If WinServer 2 has e.g. the IPv4 address 10.21.3.11, the following setting results for the eucwebconfig.json on WinServer 1:
eucwebconfig.json
"kurentoservers" : [
{
"url" : "ws://10.21.3.11:8888/kurento"
}
],
The connection of further UC MediaServers to the UC WebServer is done accordingly by further URL specifications. Please note the exact compliance with the json syntax for lines, commas and brackets:
eucwebconfig.json
"kurentoservers" : [
{
"url" : "ws://10.21.3.11:8888/kurento"
},
{
"url": "ws://10.21.3.12:8888/kurento"
}
],
Additionally, please note to keep other possibly existing filter parameters (here candkillipv6, candkilltcp and candonlyturn) in the URL sections unchanged:
eucwebconfig.json
"kurentoservers" : [
{
"url" : "ws://10.21.3.11:8888/kurento",
"candkillipv6": 0,
"candkilltcp": 0,
"candonlyturn": 0
}
],
The configuration file eucwebconfig.json is a configuration file relevant for the UC WebServer.
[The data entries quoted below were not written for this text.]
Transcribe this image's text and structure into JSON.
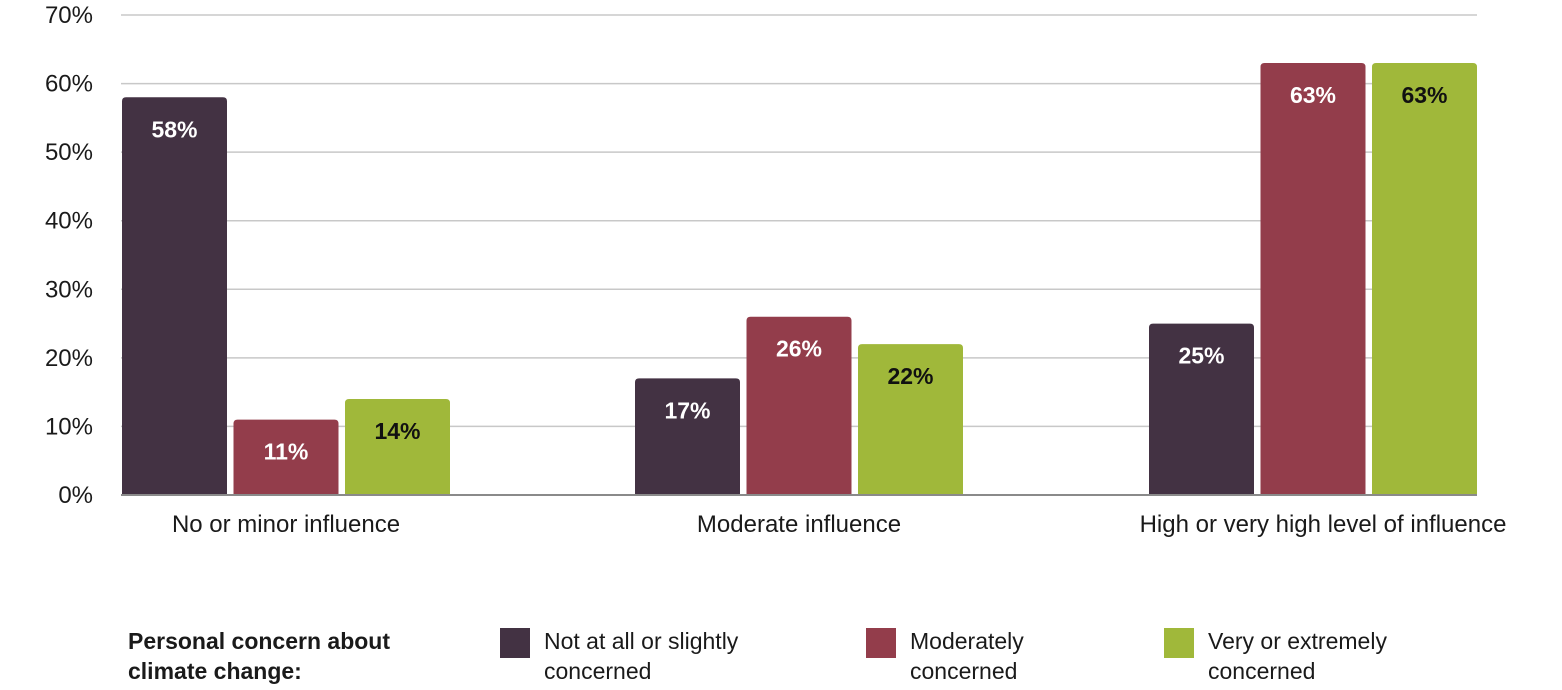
{
  "chart_data": {
    "type": "bar",
    "title": "",
    "xlabel": "",
    "ylabel": "",
    "ylim": [
      0,
      70
    ],
    "yticks": [
      "0%",
      "10%",
      "20%",
      "30%",
      "40%",
      "50%",
      "60%",
      "70%"
    ],
    "grid": true,
    "categories": [
      "No or minor influence",
      "Moderate influence",
      "High or very high level of influence"
    ],
    "legend_title": "Personal concern about climate change:",
    "legend_position": "bottom",
    "series": [
      {
        "name": "Not at all or slightly concerned",
        "color": "#433243",
        "label_color": "#ffffff",
        "values": [
          58,
          17,
          25
        ],
        "labels": [
          "58%",
          "17%",
          "25%"
        ]
      },
      {
        "name": "Moderately concerned",
        "color": "#933d4b",
        "label_color": "#ffffff",
        "values": [
          11,
          26,
          63
        ],
        "labels": [
          "11%",
          "26%",
          "63%"
        ]
      },
      {
        "name": "Very or extremely concerned",
        "color": "#a0b83a",
        "label_color": "#111111",
        "values": [
          14,
          22,
          63
        ],
        "labels": [
          "14%",
          "22%",
          "63%"
        ]
      }
    ]
  }
}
Manual changes to this file are only made active by the UC WebServer when this service is restarted.
Activation of encryption
Since communication between UC WebServer and UC MediaServer takes place via the network and no longer localhost when the estos UC MediaServer is in remote operation, it may be necessary to activate encryption for this communication path for security reasons. This is also done manually via the configuration file eucwebconfig.json.
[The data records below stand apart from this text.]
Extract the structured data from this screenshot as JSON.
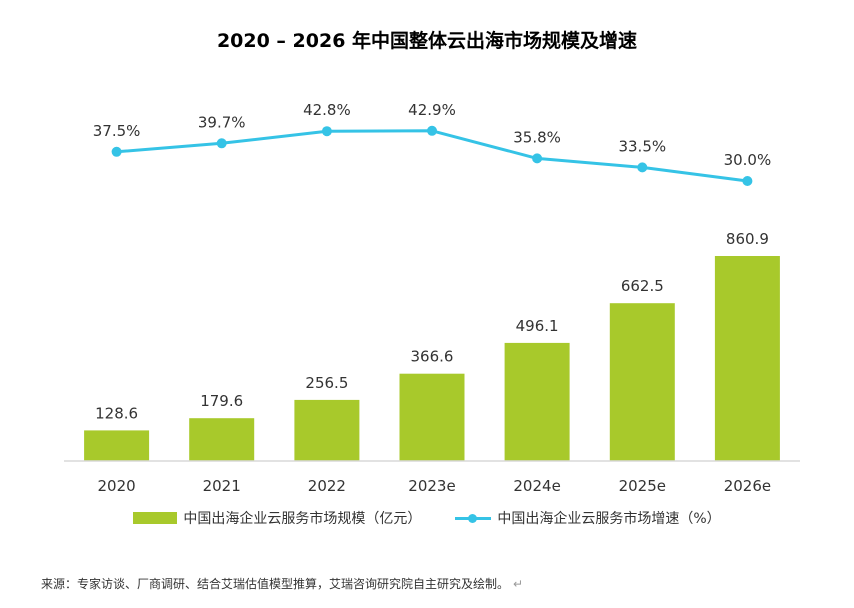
{
  "chart_data": {
    "type": "bar+line",
    "title": "2020 – 2026 年中国整体云出海市场规模及增速",
    "categories": [
      "2020",
      "2021",
      "2022",
      "2023e",
      "2024e",
      "2025e",
      "2026e"
    ],
    "series": [
      {
        "name": "中国出海企业云服务市场规模（亿元）",
        "type": "bar",
        "values": [
          128.6,
          179.6,
          256.5,
          366.6,
          496.1,
          662.5,
          860.9
        ],
        "labels": [
          "128.6",
          "179.6",
          "256.5",
          "366.6",
          "496.1",
          "662.5",
          "860.9"
        ],
        "color": "#a8c92b"
      },
      {
        "name": "中国出海企业云服务市场增速（%）",
        "type": "line",
        "values": [
          37.5,
          39.7,
          42.8,
          42.9,
          35.8,
          33.5,
          30.0
        ],
        "labels": [
          "37.5%",
          "39.7%",
          "42.8%",
          "42.9%",
          "35.8%",
          "33.5%",
          "30.0%"
        ],
        "color": "#35c3e6"
      }
    ],
    "legend_position": "bottom",
    "grid": false,
    "xlabel": "",
    "ylabel": ""
  },
  "source_note": "来源：专家访谈、厂商调研、结合艾瑞估值模型推算，艾瑞咨询研究院自主研究及绘制。",
  "return_mark": "↵"
}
To enable encryption, change the protocol handler in the URL parameter from WS to WSS and change the TCP port from 8888 (default WebSocket port) to 8433 (default Secure WebSocket port). Encryption is performed in the basic installation using the defaultCertificate.pem certificate (stored in the UC MediaServer directory C:\Program Files\estos\UCServer\MediaService\emswindows\etc\kurento).
Knowledge required
In order for a remotely operated estos UC MediaServer to accept encrypted connection requests, it must be manually reconfigured to encryption mode. This reconfiguration measure requires knowledge that is not included here in this description.
For assistance with this measure, please consult your local support instance as needed.
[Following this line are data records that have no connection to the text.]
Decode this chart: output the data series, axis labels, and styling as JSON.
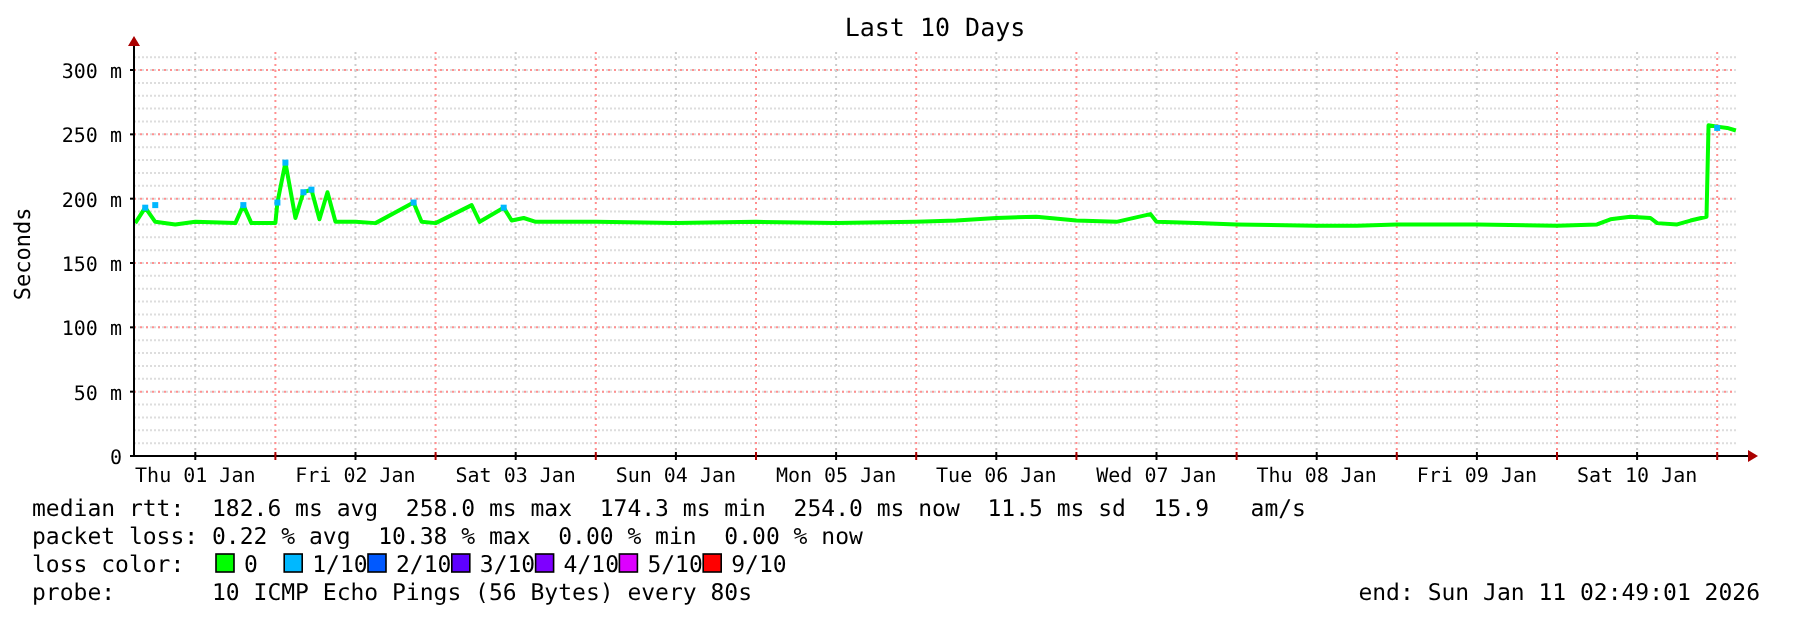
{
  "chart_data": {
    "type": "line",
    "title": "Last 10 Days",
    "ylabel": "Seconds",
    "legend_title": "loss color:",
    "xlim": [
      "2026-01-01T02:49",
      "2026-01-11T02:49"
    ],
    "xticks": [
      {
        "value": "2026-01-01T12:00",
        "label": "Thu 01 Jan"
      },
      {
        "value": "2026-01-02T00:00",
        "label": null
      },
      {
        "value": "2026-01-02T12:00",
        "label": "Fri 02 Jan"
      },
      {
        "value": "2026-01-03T00:00",
        "label": null
      },
      {
        "value": "2026-01-03T12:00",
        "label": "Sat 03 Jan"
      },
      {
        "value": "2026-01-04T00:00",
        "label": null
      },
      {
        "value": "2026-01-04T12:00",
        "label": "Sun 04 Jan"
      },
      {
        "value": "2026-01-05T00:00",
        "label": null
      },
      {
        "value": "2026-01-05T12:00",
        "label": "Mon 05 Jan"
      },
      {
        "value": "2026-01-06T00:00",
        "label": null
      },
      {
        "value": "2026-01-06T12:00",
        "label": "Tue 06 Jan"
      },
      {
        "value": "2026-01-07T00:00",
        "label": null
      },
      {
        "value": "2026-01-07T12:00",
        "label": "Wed 07 Jan"
      },
      {
        "value": "2026-01-08T00:00",
        "label": null
      },
      {
        "value": "2026-01-08T12:00",
        "label": "Thu 08 Jan"
      },
      {
        "value": "2026-01-09T00:00",
        "label": null
      },
      {
        "value": "2026-01-09T12:00",
        "label": "Fri 09 Jan"
      },
      {
        "value": "2026-01-10T00:00",
        "label": null
      },
      {
        "value": "2026-01-10T12:00",
        "label": "Sat 10 Jan"
      },
      {
        "value": "2026-01-11T00:00",
        "label": null
      }
    ],
    "ylim": [
      0,
      314
    ],
    "yticks": [
      0,
      {
        "value": 50,
        "label": "50 m"
      },
      {
        "value": 100,
        "label": "100 m"
      },
      {
        "value": 150,
        "label": "150 m"
      },
      {
        "value": 200,
        "label": "200 m"
      },
      {
        "value": 250,
        "label": "250 m"
      },
      {
        "value": 300,
        "label": "300 m"
      }
    ],
    "grid": true,
    "legend": "bottom",
    "line_style": "solid",
    "series": [
      {
        "name": "0",
        "color": "#00ff00",
        "x": [
          "2026-01-01T03:00",
          "2026-01-01T04:30",
          "2026-01-01T06:00",
          "2026-01-01T09:00",
          "2026-01-01T12:00",
          "2026-01-01T18:00",
          "2026-01-01T19:12",
          "2026-01-01T20:24",
          "2026-01-02T00:00",
          "2026-01-02T00:18",
          "2026-01-02T01:30",
          "2026-01-02T03:00",
          "2026-01-02T04:12",
          "2026-01-02T05:24",
          "2026-01-02T06:36",
          "2026-01-02T07:48",
          "2026-01-02T09:00",
          "2026-01-02T12:00",
          "2026-01-02T15:00",
          "2026-01-02T20:42",
          "2026-01-02T21:54",
          "2026-01-03T00:00",
          "2026-01-03T05:24",
          "2026-01-03T06:36",
          "2026-01-03T10:12",
          "2026-01-03T11:24",
          "2026-01-03T13:12",
          "2026-01-03T15:00",
          "2026-01-04T00:00",
          "2026-01-04T12:00",
          "2026-01-05T00:00",
          "2026-01-05T12:00",
          "2026-01-06T00:00",
          "2026-01-06T06:00",
          "2026-01-06T12:00",
          "2026-01-06T18:00",
          "2026-01-07T00:00",
          "2026-01-07T06:00",
          "2026-01-07T11:06",
          "2026-01-07T12:00",
          "2026-01-07T18:00",
          "2026-01-08T00:00",
          "2026-01-08T12:00",
          "2026-01-08T18:00",
          "2026-01-09T00:00",
          "2026-01-09T12:00",
          "2026-01-10T00:00",
          "2026-01-10T06:00",
          "2026-01-10T08:00",
          "2026-01-10T11:00",
          "2026-01-10T14:00",
          "2026-01-10T15:00",
          "2026-01-10T18:00",
          "2026-01-10T20:00",
          "2026-01-10T22:24",
          "2026-01-10T22:42",
          "2026-01-11T00:00",
          "2026-01-11T01:30",
          "2026-01-11T02:48"
        ],
        "values": [
          181,
          193,
          182,
          180,
          182,
          181,
          195,
          181,
          181,
          197,
          228,
          185,
          205,
          207,
          184,
          205,
          182,
          182,
          181,
          197,
          182,
          181,
          195,
          182,
          193,
          183,
          185,
          182,
          182,
          181,
          182,
          181,
          182,
          183,
          185,
          186,
          183,
          182,
          188,
          182,
          181,
          180,
          179,
          179,
          180,
          180,
          179,
          180,
          184,
          186,
          185,
          181,
          180,
          183,
          186,
          257,
          256,
          255,
          253
        ]
      },
      {
        "name": "1/10",
        "type": "scatter",
        "color": "#00b8ff",
        "x": [
          "2026-01-01T04:30",
          "2026-01-01T06:00",
          "2026-01-01T19:12",
          "2026-01-02T00:18",
          "2026-01-02T01:30",
          "2026-01-02T04:12",
          "2026-01-02T05:24",
          "2026-01-02T20:42",
          "2026-01-03T10:12",
          "2026-01-11T00:00"
        ],
        "values": [
          193,
          195,
          195,
          197,
          228,
          205,
          207,
          197,
          193,
          255
        ]
      },
      {
        "name": "2/10",
        "type": "scatter",
        "color": "#0059ff"
      },
      {
        "name": "3/10",
        "type": "scatter",
        "color": "#5e00ff"
      },
      {
        "name": "4/10",
        "type": "scatter",
        "color": "#7e00ff"
      },
      {
        "name": "5/10",
        "type": "scatter",
        "color": "#dd00ff"
      },
      {
        "name": "9/10",
        "type": "scatter",
        "color": "#ff0000"
      }
    ],
    "annotations": [
      "median rtt:  182.6 ms avg  258.0 ms max  174.3 ms min  254.0 ms now  11.5 ms sd  15.9   am/s",
      "packet loss: 0.22 % avg  10.38 % max  0.00 % min  0.00 % now",
      "probe:       10 ICMP Echo Pings (56 Bytes) every 80s",
      "end: Sun Jan 11 02:49:01 2026"
    ]
  }
}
Example of this reconfiguration
eucwebconfig.json: Encryption not enabled (default)
"kurentoservers" : [
{
"url" : "ws://10.21.3.11:8888/kurento",
"candkillipv6": 0,
"candkilltcp": 0,
"candonlyturn": 0
}
],
eucwebconfig.json: Active encryption
"kurentoservers" : [
{
"url" : "wss://10.21.3.11:8433/kurento",
"candkillipv6": 0,
"candkilltcp": 0,
"candonlyturn": 0
}
],
These manual changes to the configuration file eucwebconfig.json become active only when the UC WebServer service is restarted.